(626g) Conformational Prediction of the Membrane-Spanning Domain of HIV-1 gp41
AIChE Annual Meeting
2010
2010 Annual Meeting
Food, Pharmaceutical & Bioengineering Division
Advances in Protein Structure, Function and Stability II
Thursday, November 11, 2010 - 2:40pm to 3:00pm
The HIV-1 envelope glycoprotein (Env) is a trimer of heterodimers of receptor-targeting gp120 and membrane-anchoring gp41 fragments that mediates infection by recognizing and binding cell-surface CD4 and CCR5/CXCR4 receptors and undergoing a series of poorly characterized conformational changes that drive fusion of viral and cell compartments. We use a combination of all-atom molecular dynamics and metadynamics to probe the free energy of the membrane-spanning domain (MSD) of gp41 in both water and in a viral lipid bilayer to provide a basis for hypothesizing how the Env-mediated fusion reaction occurs in molecular detail. In water, we find that MSD shuttles between two kinked partially helical conformational states.
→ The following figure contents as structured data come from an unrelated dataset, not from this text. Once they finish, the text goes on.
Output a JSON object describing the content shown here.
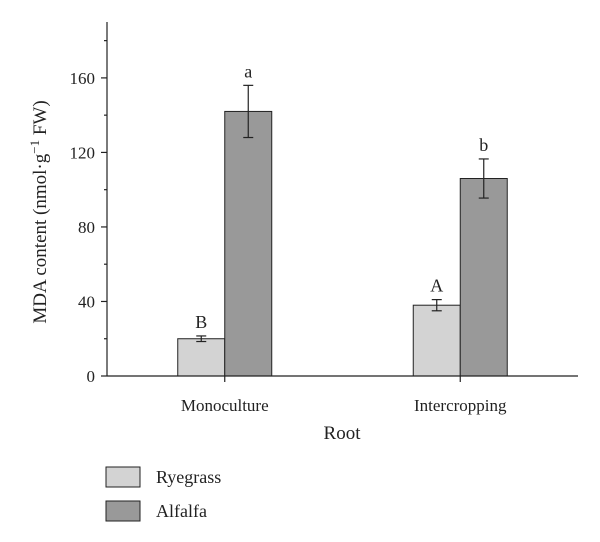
{
  "chart_data": {
    "type": "bar",
    "categories": [
      "Monoculture",
      "Intercropping"
    ],
    "series": [
      {
        "name": "Ryegrass",
        "color": "#d3d3d3",
        "values": [
          20,
          38
        ],
        "errors": [
          1.5,
          3
        ],
        "labels": [
          "B",
          "A"
        ]
      },
      {
        "name": "Alfalfa",
        "color": "#999999",
        "values": [
          142,
          106
        ],
        "errors": [
          14,
          10.5
        ],
        "labels": [
          "a",
          "b"
        ]
      }
    ],
    "xlabel": "Root",
    "ylabel": "MDA content (nmol·g",
    "ylabel_superscript": "−1",
    "ylabel_suffix": " FW)",
    "ylim": [
      0,
      190
    ],
    "yticks": [
      0,
      40,
      80,
      120,
      160
    ],
    "legend_position": "bottom-left"
  }
}
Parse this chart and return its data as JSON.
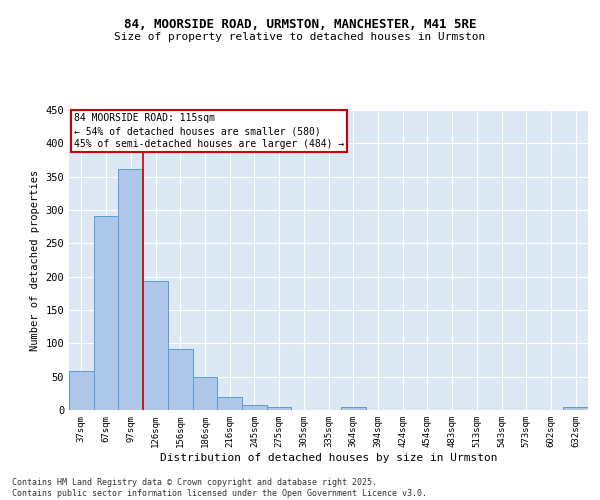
{
  "title1": "84, MOORSIDE ROAD, URMSTON, MANCHESTER, M41 5RE",
  "title2": "Size of property relative to detached houses in Urmston",
  "xlabel": "Distribution of detached houses by size in Urmston",
  "ylabel": "Number of detached properties",
  "footer": "Contains HM Land Registry data © Crown copyright and database right 2025.\nContains public sector information licensed under the Open Government Licence v3.0.",
  "bin_labels": [
    "37sqm",
    "67sqm",
    "97sqm",
    "126sqm",
    "156sqm",
    "186sqm",
    "216sqm",
    "245sqm",
    "275sqm",
    "305sqm",
    "335sqm",
    "364sqm",
    "394sqm",
    "424sqm",
    "454sqm",
    "483sqm",
    "513sqm",
    "543sqm",
    "573sqm",
    "602sqm",
    "632sqm"
  ],
  "bar_values": [
    58,
    291,
    361,
    194,
    92,
    50,
    19,
    8,
    5,
    0,
    0,
    4,
    0,
    0,
    0,
    0,
    0,
    0,
    0,
    0,
    4
  ],
  "bar_color": "#aec6e8",
  "bar_edge_color": "#5b9bd5",
  "bg_color": "#dce9f5",
  "grid_color": "#ffffff",
  "vline_x": 2.5,
  "vline_color": "#cc0000",
  "annotation_text": "84 MOORSIDE ROAD: 115sqm\n← 54% of detached houses are smaller (580)\n45% of semi-detached houses are larger (484) →",
  "annotation_box_color": "#cc0000",
  "ylim": [
    0,
    450
  ],
  "yticks": [
    0,
    50,
    100,
    150,
    200,
    250,
    300,
    350,
    400,
    450
  ]
}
Metadynamics calculations of MSD's spanning cholesterol-containing lipid bilayers indicate that a canonical membrane-spanning α-helix is less stable than a kinked conformaiton in which the midspan arginine, R694, ?snorkels? its side-chain among the head groups of either leaflet, supporting interpretations of recent mutagenesis work. Importantly, this snorkling conformation is observed to thin the membrane, which could conceivable reflect that part of the fusion mechanism involves viral protein-membrane configurations in which the membrane is relatively unstable.